Addressing inequities in access to medical devices and technology is important to the government and the NHS, and dedicated work in the space is already underway.  

Our recently published medical technology strategy aims to ensure people across the UK’s diverse population have access to effective and safe medical technology, regardless of ethnicity, sex or any other characteristic. This strategy is for England, and there is strong collaboration and link-up with the devolved administrations and crown dependencies on this work, which the government will continue to support. We will publish an implementation plan to deliver on this strategy in 2024.

The government continues to support NHS initiatives, such as the Innovation for Healthcare Inequalities Programme, which aims to address local healthcare inequalities by improving access to the latest health technologies and medicines.

We are also actively tackling digital exclusion, such as through the Widening Digital Participation programme and digital skills training in local communities, with anticipated benefits to equitable access of digital health technology.

Call to action 3

A review should be carried out of equity in the medical devices encountered during pregnancy and the neonatal period, as part of the wider investigations of health outcomes for ethnic minority and poorer women and their babies.

Government response

The safety of maternity care is a priority for the government, and we have commissioned Donna Ockenden to lead an independent review of cases of concern in maternity services.

However, we recognise the need to go further, and that research is needed to understand whether there is equity in the use of medical devices encountered during pregnancy and the neonatal period. We will duly consider the proposed call to action with a view to commissioning research through NIHR.

Conclusion

As set out in this report, there is a considerable amount of work already underway, initiated by this government, which address many of the essential elements of the independent review’s recommendations.

Monitoring and evaluation are key cornerstones of success and understanding how to improve.
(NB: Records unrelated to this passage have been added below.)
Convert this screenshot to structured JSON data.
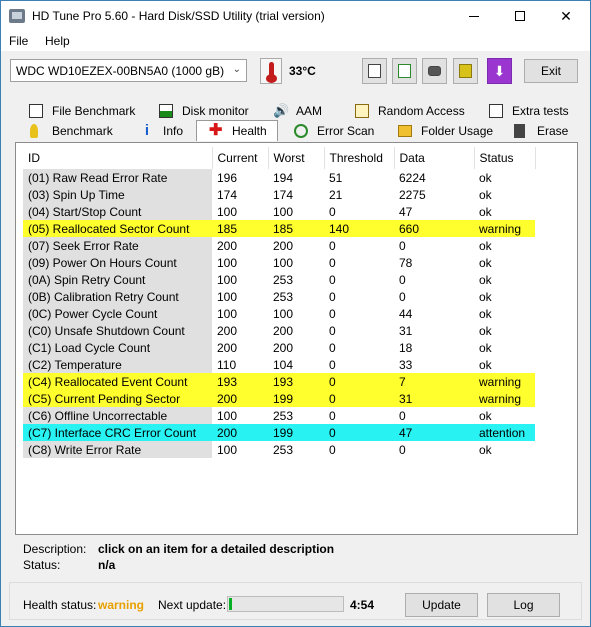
{
  "window": {
    "title": "HD Tune Pro 5.60 - Hard Disk/SSD Utility (trial version)"
  },
  "menu": {
    "file": "File",
    "help": "Help"
  },
  "toolbar": {
    "drive": "WDC WD10EZEX-00BN5A0 (1000 gB)",
    "temperature": "33°C",
    "exit_label": "Exit"
  },
  "tabs": [
    {
      "label": "File Benchmark",
      "icon": "file-benchmark-icon"
    },
    {
      "label": "Disk monitor",
      "icon": "disk-monitor-icon"
    },
    {
      "label": "AAM",
      "icon": "speaker-icon"
    },
    {
      "label": "Random Access",
      "icon": "random-access-icon"
    },
    {
      "label": "Extra tests",
      "icon": "extra-tests-icon"
    },
    {
      "label": "Benchmark",
      "icon": "benchmark-icon"
    },
    {
      "label": "Info",
      "icon": "info-icon"
    },
    {
      "label": "Health",
      "icon": "health-cross-icon",
      "active": true
    },
    {
      "label": "Error Scan",
      "icon": "error-scan-icon"
    },
    {
      "label": "Folder Usage",
      "icon": "folder-icon"
    },
    {
      "label": "Erase",
      "icon": "trash-icon"
    }
  ],
  "table": {
    "headers": [
      "ID",
      "Current",
      "Worst",
      "Threshold",
      "Data",
      "Status"
    ],
    "rows": [
      {
        "id": "(01) Raw Read Error Rate",
        "current": "196",
        "worst": "194",
        "threshold": "51",
        "data": "6224",
        "status": "ok"
      },
      {
        "id": "(03) Spin Up Time",
        "current": "174",
        "worst": "174",
        "threshold": "21",
        "data": "2275",
        "status": "ok"
      },
      {
        "id": "(04) Start/Stop Count",
        "current": "100",
        "worst": "100",
        "threshold": "0",
        "data": "47",
        "status": "ok"
      },
      {
        "id": "(05) Reallocated Sector Count",
        "current": "185",
        "worst": "185",
        "threshold": "140",
        "data": "660",
        "status": "warning"
      },
      {
        "id": "(07) Seek Error Rate",
        "current": "200",
        "worst": "200",
        "threshold": "0",
        "data": "0",
        "status": "ok"
      },
      {
        "id": "(09) Power On Hours Count",
        "current": "100",
        "worst": "100",
        "threshold": "0",
        "data": "78",
        "status": "ok"
      },
      {
        "id": "(0A) Spin Retry Count",
        "current": "100",
        "worst": "253",
        "threshold": "0",
        "data": "0",
        "status": "ok"
      },
      {
        "id": "(0B) Calibration Retry Count",
        "current": "100",
        "worst": "253",
        "threshold": "0",
        "data": "0",
        "status": "ok"
      },
      {
        "id": "(0C) Power Cycle Count",
        "current": "100",
        "worst": "100",
        "threshold": "0",
        "data": "44",
        "status": "ok"
      },
      {
        "id": "(C0) Unsafe Shutdown Count",
        "current": "200",
        "worst": "200",
        "threshold": "0",
        "data": "31",
        "status": "ok"
      },
      {
        "id": "(C1) Load Cycle Count",
        "current": "200",
        "worst": "200",
        "threshold": "0",
        "data": "18",
        "status": "ok"
      },
      {
        "id": "(C2) Temperature",
        "current": "110",
        "worst": "104",
        "threshold": "0",
        "data": "33",
        "status": "ok"
      },
      {
        "id": "(C4) Reallocated Event Count",
        "current": "193",
        "worst": "193",
        "threshold": "0",
        "data": "7",
        "status": "warning"
      },
      {
        "id": "(C5) Current Pending Sector",
        "current": "200",
        "worst": "199",
        "threshold": "0",
        "data": "31",
        "status": "warning"
      },
      {
        "id": "(C6) Offline Uncorrectable",
        "current": "100",
        "worst": "253",
        "threshold": "0",
        "data": "0",
        "status": "ok"
      },
      {
        "id": "(C7) Interface CRC Error Count",
        "current": "200",
        "worst": "199",
        "threshold": "0",
        "data": "47",
        "status": "attention"
      },
      {
        "id": "(C8) Write Error Rate",
        "current": "100",
        "worst": "253",
        "threshold": "0",
        "data": "0",
        "status": "ok"
      }
    ]
  },
  "description": {
    "desc_label": "Description:",
    "desc_value": "click on an item for a detailed description",
    "status_label": "Status:",
    "status_value": "n/a"
  },
  "footer": {
    "health_label": "Health status:",
    "health_value": "warning",
    "next_update_label": "Next update:",
    "progress_fraction": 0.03,
    "countdown": "4:54",
    "update_label": "Update",
    "log_label": "Log"
  },
  "colors": {
    "warning": "#ffff2e",
    "attention": "#28f2f2",
    "health_warning_text": "#e8a000",
    "progress": "#06b025"
  }
}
The programmes and initiatives cited in this report all engage in monitoring and evaluation, and so their contribution is two-fold - as well as generating direct change and contributing to increased equity and a fairer healthcare experience, the learnings from these programmes will be invaluable to government.

The medtech strategy sets out that, as part of the ambition to deliver the right product, for the right price, in the right place, medical devices must be safe and clinically effective for all. We will consider equity issues throughout the medical device life cycle in the implementation of the strategy.

To support the progression of the recommendations, DHSC will work alongside counterparts from the devolved administrations and crown dependencies, and meet regularly to monitor the advancement of this work and look to future developments.

These are all positive steps towards making medical devices equitable in design and use, but government cannot do this alone. It is important that we are able to work with partners in trade, industry, education and across healthcare to embed best practice and support the NHS in its mission to find the best and most appropriate products so that it can deliver the best possible care.